Let ${g(x)}$ take on values in the set ${\{0,1,*\}}$: call such a function a partial boolean function. Say that ${g}$ approximates a boolean function ${f}$ provided that whenever ${g(x)}$ has a boolean value, ${g(x) = f(x)}$. Let the support of the approximation be the set of ${x \in \{0,1\}^{n}}$ so that ${g(x)}$ is boolean. Thus, if ${g=f}$, the support is all ${n}$ bit binary strings, while if ${g}$ is always ${*}$, the support is the empty set.

Theorem: Suppose that ${f_{n}(x)}$ is a boolean function that is computed by a deterministic TM that runs in quasi-linear time. Then, there is a partial-boolean function ${g_{n}(x)}$ that approximates ${f_{n}(x)}$, and the circuit complexity of ${g_{n}(x)}$ is at most ${O(n \log \log n)}$. Moreover, the cardinality of the support of the approximation is at least ${2^{n-o(n)}}$.

Note, this is both stronger than the famous Fischer-Pippenger circuit bound, and weaker. It is strong since the size of the circuit is now ${O(n \log \log n)}$ instead of ${O(n \log n)}$. It is weaker since the approximation only holds for a set of size at least ${2^{n-o(n)}}$ instead of holding everywhere.

Proof: An outline of the proof. Use the block respecting theorem with ${B}$ equal to a power of ${\log n}$. Notice that there are a smaller number of block respecting graphs than the number of inputs. We can use pigeonhole principle here. Some block respecting graph must work for many inputs. Also the simulation of this circuit uses Fischer-Pippenger only on computations of size ${B}$. Thus, the circuit is of size

$\displaystyle \frac{T(n)}{B} O(B \log B)$

which is a quasi-linear bounded function. $\Box$

Open Problem

The main result here is that there is a boolean circuit that beats the Fischer-Pippenger theorem on many inputs. However, the fraction of inputs is an exponentially small fraction of ${2^{n}}$. Can we do better? Is there a way to increase the fraction of inputs that the approximation works to a polynomial fraction? Another question is the approximation concept used here is one that never makes a mistake: when ${g(x)=0}$ or ${g(x)=1}$ we know that it is right. Can we do better if we allow errors?

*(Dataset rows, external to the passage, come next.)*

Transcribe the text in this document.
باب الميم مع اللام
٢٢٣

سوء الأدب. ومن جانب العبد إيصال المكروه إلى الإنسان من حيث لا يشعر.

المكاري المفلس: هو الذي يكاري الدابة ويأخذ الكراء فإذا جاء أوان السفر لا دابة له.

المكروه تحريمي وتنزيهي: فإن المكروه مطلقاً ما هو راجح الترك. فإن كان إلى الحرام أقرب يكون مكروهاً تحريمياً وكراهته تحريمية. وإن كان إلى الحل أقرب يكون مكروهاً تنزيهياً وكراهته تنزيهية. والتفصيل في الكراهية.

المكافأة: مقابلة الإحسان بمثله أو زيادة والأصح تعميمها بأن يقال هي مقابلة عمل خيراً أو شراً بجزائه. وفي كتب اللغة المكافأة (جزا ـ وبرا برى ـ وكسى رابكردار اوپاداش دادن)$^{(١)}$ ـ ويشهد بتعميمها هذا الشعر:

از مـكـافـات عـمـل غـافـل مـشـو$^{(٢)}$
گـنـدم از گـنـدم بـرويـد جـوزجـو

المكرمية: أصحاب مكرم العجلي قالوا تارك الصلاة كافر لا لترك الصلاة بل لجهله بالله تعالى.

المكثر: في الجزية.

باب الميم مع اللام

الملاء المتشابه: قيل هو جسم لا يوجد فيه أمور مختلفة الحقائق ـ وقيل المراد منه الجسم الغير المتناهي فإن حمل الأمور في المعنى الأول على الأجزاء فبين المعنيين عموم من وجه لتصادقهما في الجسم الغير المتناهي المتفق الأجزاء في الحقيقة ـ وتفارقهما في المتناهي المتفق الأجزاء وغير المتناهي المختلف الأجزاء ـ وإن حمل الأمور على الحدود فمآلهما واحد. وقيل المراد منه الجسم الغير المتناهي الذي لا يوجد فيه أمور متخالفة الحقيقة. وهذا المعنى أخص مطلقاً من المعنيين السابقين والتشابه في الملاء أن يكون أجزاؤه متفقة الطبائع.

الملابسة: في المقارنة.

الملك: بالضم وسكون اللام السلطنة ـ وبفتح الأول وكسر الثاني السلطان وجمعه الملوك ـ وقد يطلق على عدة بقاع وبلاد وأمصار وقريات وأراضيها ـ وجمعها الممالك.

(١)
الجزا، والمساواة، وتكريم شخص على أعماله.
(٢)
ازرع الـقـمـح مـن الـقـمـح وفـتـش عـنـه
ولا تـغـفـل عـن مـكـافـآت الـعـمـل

Finally, the methods here only work up to quasi-linear time computations. Can we do something similar for arbitrary time bounds on the TM’s?

August 5, 2009 8:31 pm

Note, this is…stronger than the famous Fischer-Pippenger circuit bound…since the size of the circuit is now O(n \log \log n) instead of O(n \log n)

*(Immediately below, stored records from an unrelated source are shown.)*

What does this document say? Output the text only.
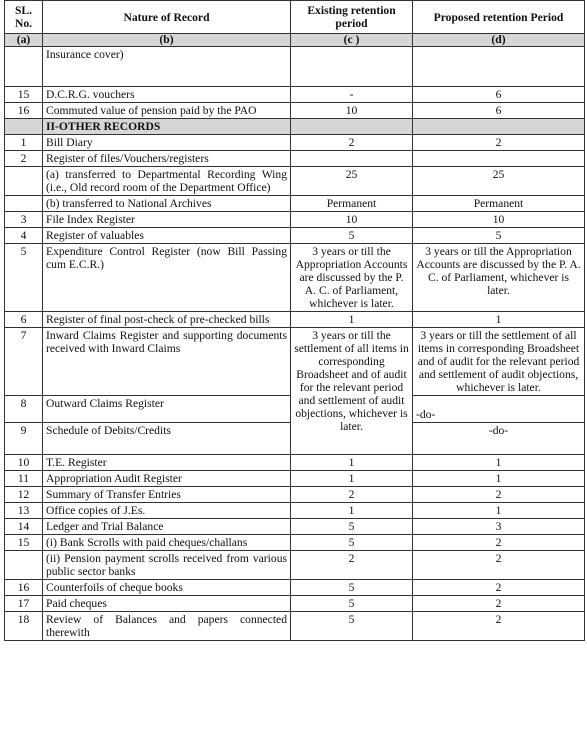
SL. No.	Nature of Record	Existing retention period	Proposed retention Period
(a)	(b)	(c )	(d)
	Insurance cover)		
15	D.C.R.G. vouchers	-	6
16	Commuted value of pension paid by the PAO	10	6
	II-OTHER RECORDS		
1	Bill Diary	2	2
2	Register of files/Vouchers/registers		
	(a) transferred to Departmental Recording Wing (i.e., Old record room of the Department Office)	25	25
	(b) transferred to National Archives	Permanent	Permanent
3	File Index Register	10	10
4	Register of valuables	5	5
5	Expenditure Control Register (now Bill Passing cum E.C.R.)	3 years or till the Appropriation Accounts are discussed by the P. A. C. of Parliament, whichever is later.	3 years or till the Appropriation Accounts are discussed by the P. A. C. of Parliament, whichever is later.
6	Register of final post-check of pre-checked bills	1	1
7	Inward Claims Register and supporting documents received with Inward Claims	3 years or till the settlement of all items in corresponding Broadsheet and of audit for the relevant period and settlement of audit objections, whichever is later.	3 years or till the settlement of all items in corresponding Broadsheet and of audit for the relevant period and settlement of audit objections, whichever is later.
8	Outward Claims Register		-do-
9	Schedule of Debits/Credits		-do-
10	T.E. Register	1	1
11	Appropriation Audit Register	1	1
12	Summary of Transfer Entries	2	2
13	Office copies of J.Es.	1	1
14	Ledger and Trial Balance	5	3
15	(i) Bank Scrolls with paid cheques/challans	5	2
	(ii) Pension payment scrolls received from various public sector banks	2	2
16	Counterfoils of cheque books	5	2
17	Paid cheques	5	2
18	Review of Balances and papers connected therewith	5	2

Doesn’t the Fischer-Pippenger result give a circuit of size O(n \log^{c+1} n)?

August 6, 2009 5:30 am

I have a question: The second theorem of this post, does it hold for any choice of B?

Aside from this question, it may be obvious but I would just like to add that I love your blog-posts and I read all of them. Thank you!

August 6, 2009 8:44 am

Yes any B. But. The B must satisfy usual TM restrictions, that can construct the value B in time T. So except for degenerate values of B all is well.

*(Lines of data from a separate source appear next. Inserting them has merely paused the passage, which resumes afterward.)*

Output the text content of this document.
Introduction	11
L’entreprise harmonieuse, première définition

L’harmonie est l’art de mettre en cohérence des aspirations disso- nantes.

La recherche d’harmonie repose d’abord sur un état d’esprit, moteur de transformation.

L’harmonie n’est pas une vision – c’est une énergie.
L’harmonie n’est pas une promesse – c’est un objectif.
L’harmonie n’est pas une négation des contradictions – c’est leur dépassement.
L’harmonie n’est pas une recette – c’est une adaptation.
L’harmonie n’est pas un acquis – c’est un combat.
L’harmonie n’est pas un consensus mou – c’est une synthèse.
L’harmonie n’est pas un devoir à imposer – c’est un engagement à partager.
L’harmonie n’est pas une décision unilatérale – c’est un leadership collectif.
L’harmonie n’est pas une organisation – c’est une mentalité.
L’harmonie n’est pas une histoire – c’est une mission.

3. August 10, 2009 8:09 pm

Does the use of the pigeonhole principle make the approximating circuits (ostensibly) non-uniform? Indeed, there are almost-fully-exponentially-many possible block-respecting graphs involved. This seems to be a notable difference from the Pippenger-Fischer circuits.

It might be interesting to work this out for some concrete languages or functions that have linear-time TMs, but are not known to have linear-size circuits, such as the function I wrote about here.